“I want Nikki Freeman to love me more than anything,” exclaims Bear (Michael Johnston), the young man at the center of Curry Barker’s Obsession, in a fit of thwarted romantic frustration. After failing to elucidate his true feelings to his co-worker Nickki (Inde Navarrette), Bear turns to the film’s version of a monkey paw, a cursed novelty toy called “One Wish Willow,” as a shortcut to an ultimate endgame with his crush. But he learns the hard way that precision of language means everything when it comes to matters of the heart.

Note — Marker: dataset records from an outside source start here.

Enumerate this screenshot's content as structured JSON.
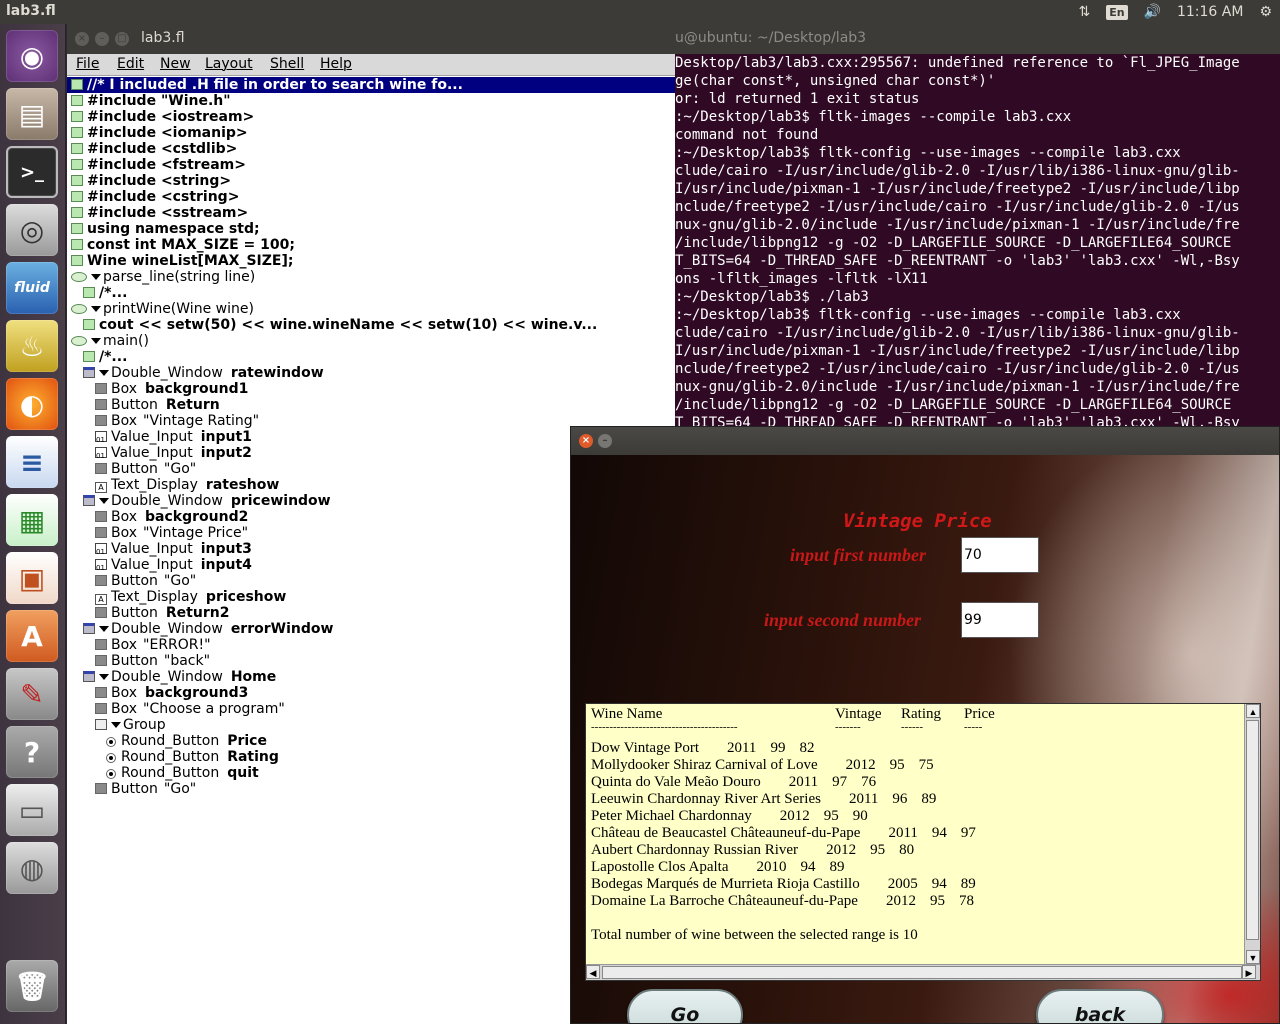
{
  "top_panel": {
    "title": "lab3.fl",
    "keyboard": "En",
    "time": "11:16 AM"
  },
  "launcher": {
    "items": [
      "ubuntu-dash",
      "files",
      "terminal",
      "camera",
      "fluid",
      "lamp",
      "firefox",
      "writer",
      "calc",
      "impress",
      "software-center",
      "settings",
      "help",
      "drive",
      "disk",
      "trash"
    ]
  },
  "fluid_window": {
    "title": "lab3.fl",
    "menu": [
      "File",
      "Edit",
      "New",
      "Layout",
      "Shell",
      "Help"
    ],
    "tree": [
      {
        "type": "code",
        "indent": 0,
        "text": "//* I included .H file in order to search wine fo...",
        "selected": true
      },
      {
        "type": "code",
        "indent": 0,
        "text": "#include \"Wine.h\""
      },
      {
        "type": "code",
        "indent": 0,
        "text": "#include <iostream>"
      },
      {
        "type": "code",
        "indent": 0,
        "text": "#include <iomanip>"
      },
      {
        "type": "code",
        "indent": 0,
        "text": "#include <cstdlib>"
      },
      {
        "type": "code",
        "indent": 0,
        "text": "#include <fstream>"
      },
      {
        "type": "code",
        "indent": 0,
        "text": "#include <string>"
      },
      {
        "type": "code",
        "indent": 0,
        "text": "#include <cstring>"
      },
      {
        "type": "code",
        "indent": 0,
        "text": "#include <sstream>"
      },
      {
        "type": "code",
        "indent": 0,
        "text": "using namespace std;"
      },
      {
        "type": "code",
        "indent": 0,
        "text": "const int MAX_SIZE = 100;"
      },
      {
        "type": "code",
        "indent": 0,
        "text": "Wine wineList[MAX_SIZE];"
      },
      {
        "type": "func",
        "indent": 0,
        "text": "parse_line(string line)"
      },
      {
        "type": "code",
        "indent": 1,
        "text": "/*..."
      },
      {
        "type": "func",
        "indent": 0,
        "text": "printWine(Wine wine)"
      },
      {
        "type": "code",
        "indent": 1,
        "text": "cout << setw(50) << wine.wineName << setw(10) << wine.v..."
      },
      {
        "type": "func",
        "indent": 0,
        "text": "main()"
      },
      {
        "type": "code",
        "indent": 1,
        "text": "/*..."
      },
      {
        "type": "win",
        "indent": 1,
        "kind": "Double_Window",
        "name": "ratewindow"
      },
      {
        "type": "box",
        "indent": 2,
        "kind": "Box",
        "name": "background1"
      },
      {
        "type": "box",
        "indent": 2,
        "kind": "Button",
        "name": "Return"
      },
      {
        "type": "box",
        "indent": 2,
        "kind": "Box",
        "label": "\"Vintage Rating\""
      },
      {
        "type": "inp",
        "indent": 2,
        "kind": "Value_Input",
        "name": "input1"
      },
      {
        "type": "inp",
        "indent": 2,
        "kind": "Value_Input",
        "name": "input2"
      },
      {
        "type": "box",
        "indent": 2,
        "kind": "Button",
        "label": "\"Go\""
      },
      {
        "type": "txt",
        "indent": 2,
        "kind": "Text_Display",
        "name": "rateshow"
      },
      {
        "type": "win",
        "indent": 1,
        "kind": "Double_Window",
        "name": "pricewindow"
      },
      {
        "type": "box",
        "indent": 2,
        "kind": "Box",
        "name": "background2"
      },
      {
        "type": "box",
        "indent": 2,
        "kind": "Box",
        "label": "\"Vintage Price\""
      },
      {
        "type": "inp",
        "indent": 2,
        "kind": "Value_Input",
        "name": "input3"
      },
      {
        "type": "inp",
        "indent": 2,
        "kind": "Value_Input",
        "name": "input4"
      },
      {
        "type": "box",
        "indent": 2,
        "kind": "Button",
        "label": "\"Go\""
      },
      {
        "type": "txt",
        "indent": 2,
        "kind": "Text_Display",
        "name": "priceshow"
      },
      {
        "type": "box",
        "indent": 2,
        "kind": "Button",
        "name": "Return2"
      },
      {
        "type": "win",
        "indent": 1,
        "kind": "Double_Window",
        "name": "errorWindow"
      },
      {
        "type": "box",
        "indent": 2,
        "kind": "Box",
        "label": "\"ERROR!\""
      },
      {
        "type": "box",
        "indent": 2,
        "kind": "Button",
        "label": "\"back\""
      },
      {
        "type": "win",
        "indent": 1,
        "kind": "Double_Window",
        "name": "Home"
      },
      {
        "type": "box",
        "indent": 2,
        "kind": "Box",
        "name": "background3"
      },
      {
        "type": "box",
        "indent": 2,
        "kind": "Box",
        "label": "\"Choose a program\""
      },
      {
        "type": "grp",
        "indent": 2,
        "kind": "Group"
      },
      {
        "type": "radio",
        "indent": 3,
        "kind": "Round_Button",
        "name": "Price"
      },
      {
        "type": "radio",
        "indent": 3,
        "kind": "Round_Button",
        "name": "Rating"
      },
      {
        "type": "radio",
        "indent": 3,
        "kind": "Round_Button",
        "name": "quit"
      },
      {
        "type": "box",
        "indent": 2,
        "kind": "Button",
        "label": "\"Go\""
      }
    ]
  },
  "terminal": {
    "title": "u@ubuntu: ~/Desktop/lab3",
    "lines": [
      "Desktop/lab3/lab3.cxx:295567: undefined reference to `Fl_JPEG_Image",
      "ge(char const*, unsigned char const*)'",
      "or: ld returned 1 exit status",
      ":~/Desktop/lab3$ fltk-images --compile lab3.cxx",
      "command not found",
      ":~/Desktop/lab3$ fltk-config --use-images --compile lab3.cxx",
      "clude/cairo -I/usr/include/glib-2.0 -I/usr/lib/i386-linux-gnu/glib-",
      "I/usr/include/pixman-1 -I/usr/include/freetype2 -I/usr/include/libp",
      "nclude/freetype2 -I/usr/include/cairo -I/usr/include/glib-2.0 -I/us",
      "nux-gnu/glib-2.0/include -I/usr/include/pixman-1 -I/usr/include/fre",
      "/include/libpng12 -g -O2 -D_LARGEFILE_SOURCE -D_LARGEFILE64_SOURCE",
      "T_BITS=64 -D_THREAD_SAFE -D_REENTRANT -o 'lab3' 'lab3.cxx' -Wl,-Bsy",
      "ons -lfltk_images -lfltk -lX11",
      ":~/Desktop/lab3$ ./lab3",
      ":~/Desktop/lab3$ fltk-config --use-images --compile lab3.cxx",
      "clude/cairo -I/usr/include/glib-2.0 -I/usr/lib/i386-linux-gnu/glib-",
      "I/usr/include/pixman-1 -I/usr/include/freetype2 -I/usr/include/libp",
      "nclude/freetype2 -I/usr/include/cairo -I/usr/include/glib-2.0 -I/us",
      "nux-gnu/glib-2.0/include -I/usr/include/pixman-1 -I/usr/include/fre",
      "/include/libpng12 -g -O2 -D_LARGEFILE_SOURCE -D_LARGEFILE64_SOURCE",
      "T_BITS=64 -D_THREAD_SAFE -D_REENTRANT -o 'lab3' 'lab3.cxx' -Wl,-Bsy"
    ]
  },
  "app_window": {
    "heading": "Vintage Price",
    "input1_label": "input first number",
    "input1_value": "70",
    "input2_label": "input second number",
    "input2_value": "99",
    "header": {
      "name": "Wine Name",
      "vintage": "Vintage",
      "rating": "Rating",
      "price": "Price"
    },
    "separator": {
      "name": "----------------------------------------",
      "vintage": "-------",
      "rating": "------",
      "price": "-----"
    },
    "wines": [
      {
        "name": "Dow Vintage Port",
        "vintage": "2011",
        "rating": "99",
        "price": "82"
      },
      {
        "name": "Mollydooker Shiraz Carnival of Love",
        "vintage": "2012",
        "rating": "95",
        "price": "75"
      },
      {
        "name": "Quinta do Vale Meão Douro",
        "vintage": "2011",
        "rating": "97",
        "price": "76"
      },
      {
        "name": "Leeuwin Chardonnay River Art Series",
        "vintage": "2011",
        "rating": "96",
        "price": "89"
      },
      {
        "name": "Peter Michael Chardonnay",
        "vintage": "2012",
        "rating": "95",
        "price": "90"
      },
      {
        "name": "Château de Beaucastel Châteauneuf-du-Pape",
        "vintage": "2011",
        "rating": "94",
        "price": "97"
      },
      {
        "name": "Aubert Chardonnay Russian River",
        "vintage": "2012",
        "rating": "95",
        "price": "80"
      },
      {
        "name": "Lapostolle Clos Apalta",
        "vintage": "2010",
        "rating": "94",
        "price": "89"
      },
      {
        "name": "Bodegas Marqués de Murrieta Rioja Castillo",
        "vintage": "2005",
        "rating": "94",
        "price": "89"
      },
      {
        "name": "Domaine La Barroche Châteauneuf-du-Pape",
        "vintage": "2012",
        "rating": "95",
        "price": "78"
      }
    ],
    "total_text": "Total number of wine between the selected range is 10",
    "go_label": "Go",
    "back_label": "back"
  }
}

Nikki’s initial reciprocation of Bear’s affection starts gently enough for the self-imagined nice guy to believe the kindling of their flame is his own doing, not the result of some fantastical totem. He’s happy to take advantage of the benefits from her single-minded doting without questioning their source. Yet their honeymoon stage quickly gives way to something more sinister. Nikki morphs into a starry-eyed partner who would put any “tradwife” fantasy to shame with the increasingly drastic measures she takes to fulfill her newly programmed directive.
Were it not for its supernatural elements, Obsession could easily function as a straightforward relationship drama about Gen Z young adults navigating the challenges of communication around desire. How easily the tension in a scene would dissipate if the characters—particularly the men—would just have the conviction to express what they want without fear becomes a persistent undercurrent in the narrative. Both Bear and his chummy colleague Ian (Cooper Tomlinson) tiptoe tentatively through their conversations with women, hyperaware that they’re traversing a minefield of consent that could detonate with one wrong move.
Barker makes this fear of transgressing invisible boundaries as terrifying as any jump scare or gushing gore in Obsession. The filmmaker likes to linger in the discomfort of dead air in any tête-à-tête, drawing out long takes rife with ambiguity until they become unbearable. Barker proves just as keen to break the uncertainty with a laugh or a scream, which is sure to make you feel Bear’s sense of discombobulation all the more acutely.
Obsession’s shifts between genre registers become both less frequent and agile as the consequences of Bear’s hastily worded wish pile up. As Nikki’s tightening grip over Bear’s attention and time grows spookier, Barker’s film follows suit by finding less humor in her antics. Navarette pushes her performance to unhinged extremes as Nikki’s deranged displays of devotion spill over from private moments with Bear into the public eye. Once Nikki leaves little room for misunderstanding what she wants and how far she will go to get it, Obsession loses the thrill it previously derived from the opacity of characters’ interactions.
As Nikki moves from merely possessive to downright possessed, the film buckles a bit under the weight of her exaggerated caricature. In a film about the nebulous vagaries of communication, it does feel slightly incongruous for Barker to assert so clearly what Obsession is in its third act: a folk horror tale wrapped around the acidic core of a break-up movie. The finale spares no one as Nikki’s cuckoo, clingy behavior forces Bear, Ian, and fellow officemate Sarah (Megan Lawless) to untangle a web of lusty entanglement between the quartet of co-workers.
What Obsession lacks in precision, though, it makes up for in irreverent playfulness. Barker remains resolute in pushing his maximalist sensibility ever further as the film proceeds, undaunted by seeming gaudy or gross as the gore begins to splash across the screen. Obsession’s big set-piece sequences are as chilling in their effect as they are confident in their execution.
No less effective is the ending, which positions the film as a cautionary tale about the perils of one-sided attraction in a relationship. It might seem easier to wish for change in someone else rather than in one’s own self to forge an amorous connection. But Obsession demonstrates that any love whose existence relies on conjuring an imaginary partner, much less one who lacks agency in their affection, is on track to be a horror story rather than a romance.